Il est important de rappeler qu’Israël n’a pas obtenu réparation uniquement sur la base d’un sentiment de culpabilité et de regret profond qui aurait subitement hanté l’esprit de l’Elite dirigeante et du peuple Allemand. La diaspora juive, consolidée et coordonnée autour des synagogues a réussi à s’imposer et à contrôler des sphères clés du pouvoir dans les pays d’accueil, notamment aux Etats-Unis d’Amérique. Cette

influence a été décisive dans l’acceptation du principe de réparation et tout au long des discussions subséquentes. L’Afrique malheureusement n’a pas en l’état actuel une diaspora aussi utile, pourtant le potentiel ne manque pas (voir (3), et (4)). Dans ces circonstances, d’autres instruments de pression sont nécessaires. Par exemple, les pays francophones peuvent causer de gros dégâts s’ils décident de soumettre la France à un embargo sur les ressources naturelles. (5)

Clairement, c’est notre force économique, notre capacité de nuisance, et notre habileté à nous protéger contre des attaques extérieures qui vont ultimement amener la France et ses alliées sur la table des discussions. Mais pour discuter efficacement, il nous faudra apprendre à identifier les interlocuteurs valables, c’est-à -dire ceux qui ont véritablement le pouvoir de décision. En effet le monde Occidental est organisé de telle manière que, ceux qui ont véritablement le pouvoir sont tapis dans l’ombre. Les officiels et les interlocuteurs visibles sont tout au plus des exécutifs avec pouvoirs limités. Certains problèmes que rencontre Trump viennent justement du fait qu’il est d’une certaine manière en porte-à-faux avec ce model. Il est à fois visible et veut exercer la réalité du pouvoir. Plus spécifiquement, Trump menace de remettre indirectement au peuple l’exercice réel du pouvoir en lui donnant un accès direct au vrai décideur.

Ce qui est vrai pour les chancelleries l’est également pour les grandes Institutions et les grandes organisations. Au FMI par exemple, Christine Lagarde n’a pas grand pouvoir; de l’intérieur, la machine est entièrement contrôlée par un conseil dominé par les américains. Le Vatican n’est pas en reste ; pour le commun des mortels, le Pape François est l’homme le plus puissant dans le monde catholique. Mais pour ceux qui comprennent le contrôle qu’exerce l’ordre jésuite sur le Vatican, l’homme le plus puissant du Vatican et probablement du monde s’appelle Arturo Sosa, 31e General Supérieur de l’ordre jésuite.

Tout ceci, pour dire que, le moment venu, nous n’auront pas à perdre notre temps à discuter avec des intermédiaires, les chefs d’Etat et de Gouvernement Occidentaux.

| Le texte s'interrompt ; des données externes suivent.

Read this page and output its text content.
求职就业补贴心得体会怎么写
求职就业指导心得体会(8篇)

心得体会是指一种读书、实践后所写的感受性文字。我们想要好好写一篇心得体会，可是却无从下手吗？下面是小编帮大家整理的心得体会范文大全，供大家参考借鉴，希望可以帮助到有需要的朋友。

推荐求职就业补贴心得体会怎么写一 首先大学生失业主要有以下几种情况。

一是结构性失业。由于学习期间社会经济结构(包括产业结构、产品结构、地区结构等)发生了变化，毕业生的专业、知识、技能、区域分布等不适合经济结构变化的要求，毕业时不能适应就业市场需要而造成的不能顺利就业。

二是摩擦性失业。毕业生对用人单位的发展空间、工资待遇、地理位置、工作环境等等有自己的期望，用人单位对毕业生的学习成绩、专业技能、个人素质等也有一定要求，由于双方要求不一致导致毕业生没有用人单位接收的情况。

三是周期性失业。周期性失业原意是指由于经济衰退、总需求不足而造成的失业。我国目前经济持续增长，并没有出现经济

Nous n’aborderons les questions monétaires qu’avec ceux qui tirent véritablement les ficelles monétaires du monde. Les discussions avec les officiels français ne devraient porter que sur les modalités de remboursement de nos devises.

Aux sceptiques qui doutent de l’éventualité d’un remboursement de la dette Française envers l’Afrique, Il est bon qu’ils sachent que, même après la signature du traité Israélo-Germanique portant sur les réparations, le 1er ministre David Ben-Gurion restait convaincu que cela ne se réalisera pas, et pourtant l’Allemagne a bel et bien fini par tout payer.

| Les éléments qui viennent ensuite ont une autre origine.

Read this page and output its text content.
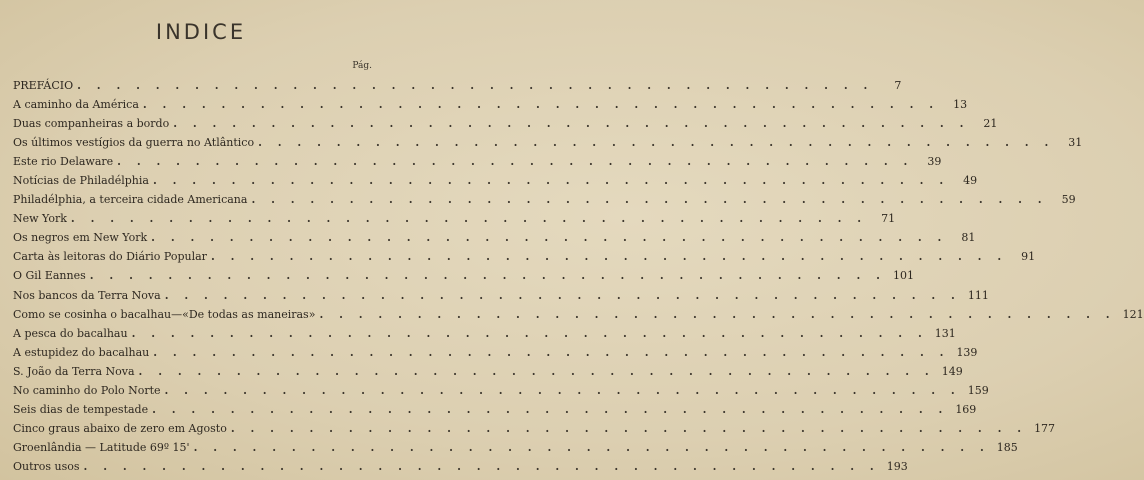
INDICE
Pág.
PREFÁCIO . . . . . . . . . . . . . . . . . . . . . . . . . . . . . . . . . . . . . . . . .	7
A caminho da América . . . . . . . . . . . . . . . . . . . . . . . . . . . . . . . . . . . . . . . . .	13
Duas companheiras a bordo . . . . . . . . . . . . . . . . . . . . . . . . . . . . . . . . . . . . . . . . .	21
Os últimos vestígios da guerra no Atlântico . . . . . . . . . . . . . . . . . . . . . . . . . . . . . . . . . . . . . . . . .	31
Este rio Delaware . . . . . . . . . . . . . . . . . . . . . . . . . . . . . . . . . . . . . . . . .	39
Notícias de Philadélphia . . . . . . . . . . . . . . . . . . . . . . . . . . . . . . . . . . . . . . . . .	49
Philadélphia, a terceira cidade Americana . . . . . . . . . . . . . . . . . . . . . . . . . . . . . . . . . . . . . . . . .	59
New York . . . . . . . . . . . . . . . . . . . . . . . . . . . . . . . . . . . . . . . . .	71
Os negros em New York . . . . . . . . . . . . . . . . . . . . . . . . . . . . . . . . . . . . . . . . .	81
Carta às leitoras do Diário Popular . . . . . . . . . . . . . . . . . . . . . . . . . . . . . . . . . . . . . . . . .	91
O Gil Eannes . . . . . . . . . . . . . . . . . . . . . . . . . . . . . . . . . . . . . . . . . 101
Nos bancos da Terra Nova . . . . . . . . . . . . . . . . . . . . . . . . . . . . . . . . . . . . . . . . . 111
Como se cosinha o bacalhau—«De todas as maneiras» . . . . . . . . . . . . . . . . . . . . . . . . . . . . . . . . . . . . . . . . . 121
A pesca do bacalhau . . . . . . . . . . . . . . . . . . . . . . . . . . . . . . . . . . . . . . . . . 131
A estupidez do bacalhau . . . . . . . . . . . . . . . . . . . . . . . . . . . . . . . . . . . . . . . . . 139
S. João da Terra Nova . . . . . . . . . . . . . . . . . . . . . . . . . . . . . . . . . . . . . . . . . 149
No caminho do Polo Norte . . . . . . . . . . . . . . . . . . . . . . . . . . . . . . . . . . . . . . . . . 159
Seis dias de tempestade . . . . . . . . . . . . . . . . . . . . . . . . . . . . . . . . . . . . . . . . . 169
Cinco graus abaixo de zero em Agosto . . . . . . . . . . . . . . . . . . . . . . . . . . . . . . . . . . . . . . . . . 177
Groenlândia — Latitude 69º 15' . . . . . . . . . . . . . . . . . . . . . . . . . . . . . . . . . . . . . . . . . 185
Outros usos . . . . . . . . . . . . . . . . . . . . . . . . . . . . . . . . . . . . . . . . . 193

(1) Howard M. Sacher, Israël and Europe, page 39.

(2) Paul D Bekima, Analyse des formes de financement de l’UA (à paraitre)

(3) Paul Daniel Bekima, Partenariat Stratégique : l’Alternative Africaine-Américaine, www.cameroonvoice.com du 6 Janvier 2014.

(4) Paul Daniel Bekima, Banque Centrale de la Diaspora : Un Elément de Solution aux Problèmes de l’Afrique noire, www.mediaafrik.com du 13 Aout 2013.

(5) Gabriel Makang, Cameroun - France : Ce que la France risque dans son Aventure Camerounaise, www.regardsurlafrique.com du 10 Février 2015.